As many of us begin our annual pilgrimage to the Conference, I reflect upon a three-year term as Chair during which the growing impact of higher fees, the aftershocks of the 2008 financial crisis, and the government’s wish to create a market in higher education have catalysed a period of historic rethinking about higher education, its shape, purposes, and relationship to society. AHUA has been a major contributor to the debates about these events. Nor is the revolution over. There is more to come: new primary legislation to carry forward the English Green Paper; reform of the REF; a battle of wills about who owns quality assessment; that introduction of the TEF; Prevent; Europe; regional and national devolution. We face a period of enormous opportunity and enormous risk. Never before have universities so needed gifted, resolute and steadying professional leaders. Never before has AHUA had so much purpose and so much to bring to the future of our universities.
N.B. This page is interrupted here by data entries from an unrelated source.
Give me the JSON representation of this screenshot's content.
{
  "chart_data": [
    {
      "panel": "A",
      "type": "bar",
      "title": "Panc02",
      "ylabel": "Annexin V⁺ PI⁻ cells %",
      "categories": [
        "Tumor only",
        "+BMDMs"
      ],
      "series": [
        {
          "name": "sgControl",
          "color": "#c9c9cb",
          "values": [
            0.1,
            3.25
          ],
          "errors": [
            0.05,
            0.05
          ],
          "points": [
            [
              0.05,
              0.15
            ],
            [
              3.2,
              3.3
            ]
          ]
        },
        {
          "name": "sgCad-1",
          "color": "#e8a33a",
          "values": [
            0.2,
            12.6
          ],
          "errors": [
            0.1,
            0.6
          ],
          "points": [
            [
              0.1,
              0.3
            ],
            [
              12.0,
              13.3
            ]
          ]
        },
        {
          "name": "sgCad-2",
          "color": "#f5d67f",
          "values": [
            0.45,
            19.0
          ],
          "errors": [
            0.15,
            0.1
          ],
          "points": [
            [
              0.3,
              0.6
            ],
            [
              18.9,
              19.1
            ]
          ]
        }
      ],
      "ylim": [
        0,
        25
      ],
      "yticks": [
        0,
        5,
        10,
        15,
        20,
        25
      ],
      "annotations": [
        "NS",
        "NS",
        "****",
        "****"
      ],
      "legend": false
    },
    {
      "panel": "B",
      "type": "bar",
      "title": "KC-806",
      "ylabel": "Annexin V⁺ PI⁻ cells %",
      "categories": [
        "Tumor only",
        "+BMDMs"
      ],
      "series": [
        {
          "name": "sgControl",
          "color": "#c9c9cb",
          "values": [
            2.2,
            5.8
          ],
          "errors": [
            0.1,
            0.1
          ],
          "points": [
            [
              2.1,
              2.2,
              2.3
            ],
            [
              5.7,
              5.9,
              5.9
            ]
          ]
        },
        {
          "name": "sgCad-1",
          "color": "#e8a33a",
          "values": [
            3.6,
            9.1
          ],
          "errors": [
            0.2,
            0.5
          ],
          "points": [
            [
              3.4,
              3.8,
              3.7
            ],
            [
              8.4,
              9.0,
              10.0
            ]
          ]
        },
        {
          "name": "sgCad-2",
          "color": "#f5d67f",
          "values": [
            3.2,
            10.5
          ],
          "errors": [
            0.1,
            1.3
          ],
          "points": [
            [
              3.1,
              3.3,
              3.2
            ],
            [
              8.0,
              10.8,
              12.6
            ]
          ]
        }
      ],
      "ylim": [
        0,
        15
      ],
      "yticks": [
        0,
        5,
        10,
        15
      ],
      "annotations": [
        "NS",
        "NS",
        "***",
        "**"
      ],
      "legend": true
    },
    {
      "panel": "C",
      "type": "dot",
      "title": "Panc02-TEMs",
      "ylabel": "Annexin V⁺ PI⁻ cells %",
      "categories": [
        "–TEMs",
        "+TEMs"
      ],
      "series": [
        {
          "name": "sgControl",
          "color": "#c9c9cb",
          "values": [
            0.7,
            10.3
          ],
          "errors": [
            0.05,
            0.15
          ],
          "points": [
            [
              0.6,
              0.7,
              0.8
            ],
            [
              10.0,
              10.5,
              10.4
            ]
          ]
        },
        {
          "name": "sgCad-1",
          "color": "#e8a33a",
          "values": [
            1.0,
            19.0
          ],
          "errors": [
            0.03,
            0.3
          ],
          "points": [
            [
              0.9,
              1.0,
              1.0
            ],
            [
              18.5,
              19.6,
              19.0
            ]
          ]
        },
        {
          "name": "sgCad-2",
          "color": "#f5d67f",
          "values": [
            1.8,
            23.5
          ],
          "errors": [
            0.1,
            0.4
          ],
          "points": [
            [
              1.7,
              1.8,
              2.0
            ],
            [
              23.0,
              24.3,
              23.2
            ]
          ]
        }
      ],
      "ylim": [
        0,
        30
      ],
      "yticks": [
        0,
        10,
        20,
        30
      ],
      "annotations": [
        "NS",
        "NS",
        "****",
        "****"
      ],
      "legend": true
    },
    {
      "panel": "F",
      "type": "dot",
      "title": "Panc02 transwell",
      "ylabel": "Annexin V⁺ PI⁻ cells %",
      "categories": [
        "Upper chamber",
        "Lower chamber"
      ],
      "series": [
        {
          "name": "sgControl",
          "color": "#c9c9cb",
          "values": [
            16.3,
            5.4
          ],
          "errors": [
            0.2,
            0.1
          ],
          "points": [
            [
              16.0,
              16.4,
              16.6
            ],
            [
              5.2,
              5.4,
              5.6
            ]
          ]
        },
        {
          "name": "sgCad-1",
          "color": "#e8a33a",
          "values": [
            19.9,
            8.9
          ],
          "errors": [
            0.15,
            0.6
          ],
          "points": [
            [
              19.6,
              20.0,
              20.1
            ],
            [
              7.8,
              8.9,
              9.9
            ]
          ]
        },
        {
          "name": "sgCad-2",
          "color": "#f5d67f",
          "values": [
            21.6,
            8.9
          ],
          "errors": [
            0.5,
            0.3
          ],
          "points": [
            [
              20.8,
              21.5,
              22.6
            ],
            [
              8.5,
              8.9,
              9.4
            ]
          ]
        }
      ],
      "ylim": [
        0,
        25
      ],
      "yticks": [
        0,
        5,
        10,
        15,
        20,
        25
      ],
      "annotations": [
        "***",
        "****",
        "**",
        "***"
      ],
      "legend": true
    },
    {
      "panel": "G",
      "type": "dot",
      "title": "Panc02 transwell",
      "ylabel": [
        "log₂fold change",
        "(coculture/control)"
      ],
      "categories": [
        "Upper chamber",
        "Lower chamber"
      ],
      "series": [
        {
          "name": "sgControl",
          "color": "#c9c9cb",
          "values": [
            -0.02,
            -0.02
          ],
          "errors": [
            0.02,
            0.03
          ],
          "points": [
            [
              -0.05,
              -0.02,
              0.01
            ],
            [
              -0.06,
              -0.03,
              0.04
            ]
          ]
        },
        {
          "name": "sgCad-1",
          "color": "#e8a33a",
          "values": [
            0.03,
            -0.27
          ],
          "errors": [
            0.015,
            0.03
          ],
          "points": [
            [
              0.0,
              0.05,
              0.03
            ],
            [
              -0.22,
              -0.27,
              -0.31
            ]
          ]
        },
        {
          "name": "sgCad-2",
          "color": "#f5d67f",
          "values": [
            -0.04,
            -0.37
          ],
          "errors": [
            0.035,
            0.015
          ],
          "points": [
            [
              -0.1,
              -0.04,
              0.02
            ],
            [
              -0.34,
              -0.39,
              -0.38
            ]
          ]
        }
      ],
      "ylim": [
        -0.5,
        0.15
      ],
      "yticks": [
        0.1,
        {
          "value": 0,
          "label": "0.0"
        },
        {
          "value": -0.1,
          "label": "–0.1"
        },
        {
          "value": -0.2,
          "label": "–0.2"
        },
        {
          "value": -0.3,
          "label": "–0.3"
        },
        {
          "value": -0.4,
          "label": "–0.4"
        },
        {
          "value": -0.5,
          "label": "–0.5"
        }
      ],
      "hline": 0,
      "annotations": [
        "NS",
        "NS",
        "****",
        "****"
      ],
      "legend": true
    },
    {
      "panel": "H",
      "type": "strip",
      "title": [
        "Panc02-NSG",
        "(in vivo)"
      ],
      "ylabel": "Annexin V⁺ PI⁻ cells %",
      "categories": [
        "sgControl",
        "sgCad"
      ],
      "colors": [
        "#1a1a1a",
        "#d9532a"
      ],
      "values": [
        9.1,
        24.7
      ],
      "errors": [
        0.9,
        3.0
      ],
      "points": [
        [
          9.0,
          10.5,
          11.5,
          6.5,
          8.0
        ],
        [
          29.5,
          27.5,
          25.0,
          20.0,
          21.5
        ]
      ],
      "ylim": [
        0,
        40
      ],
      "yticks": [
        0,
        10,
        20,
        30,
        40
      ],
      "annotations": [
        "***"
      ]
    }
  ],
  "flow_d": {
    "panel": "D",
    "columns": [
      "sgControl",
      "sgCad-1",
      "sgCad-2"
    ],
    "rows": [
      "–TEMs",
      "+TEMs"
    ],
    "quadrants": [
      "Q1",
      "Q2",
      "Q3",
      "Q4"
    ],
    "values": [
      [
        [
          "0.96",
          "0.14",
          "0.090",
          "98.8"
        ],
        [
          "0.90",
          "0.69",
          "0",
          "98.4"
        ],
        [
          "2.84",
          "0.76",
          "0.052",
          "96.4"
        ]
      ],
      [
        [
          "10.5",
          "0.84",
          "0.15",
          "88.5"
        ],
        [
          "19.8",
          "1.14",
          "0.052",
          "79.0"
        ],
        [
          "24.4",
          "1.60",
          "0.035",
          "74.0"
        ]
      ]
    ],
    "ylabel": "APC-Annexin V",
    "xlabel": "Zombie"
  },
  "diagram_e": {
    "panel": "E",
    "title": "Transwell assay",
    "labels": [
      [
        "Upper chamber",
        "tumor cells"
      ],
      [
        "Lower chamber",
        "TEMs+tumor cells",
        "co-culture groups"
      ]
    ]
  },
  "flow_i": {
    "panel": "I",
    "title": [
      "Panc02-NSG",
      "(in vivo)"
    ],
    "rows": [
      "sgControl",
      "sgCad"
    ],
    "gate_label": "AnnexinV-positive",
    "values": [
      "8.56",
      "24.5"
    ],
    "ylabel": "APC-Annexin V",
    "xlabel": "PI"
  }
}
Medieval pilgrimage was an act of respect for the enduring values and sacrifice of those who had shaped the contemporary state of the believer’s religion. It was also an opportunity for holiday and creating bonds between different members of society sometimes on perilous journeys. As we join together in Cambridge, I hope that our Conference will unite these purposes – a place for reflection on the shaping values of higher education, a time for enjoyment and delight in new and old friends, a time away from the office, and a time for renewing our purposes as leaders in a cause that matters more than ever, however uncertain the journey ahead.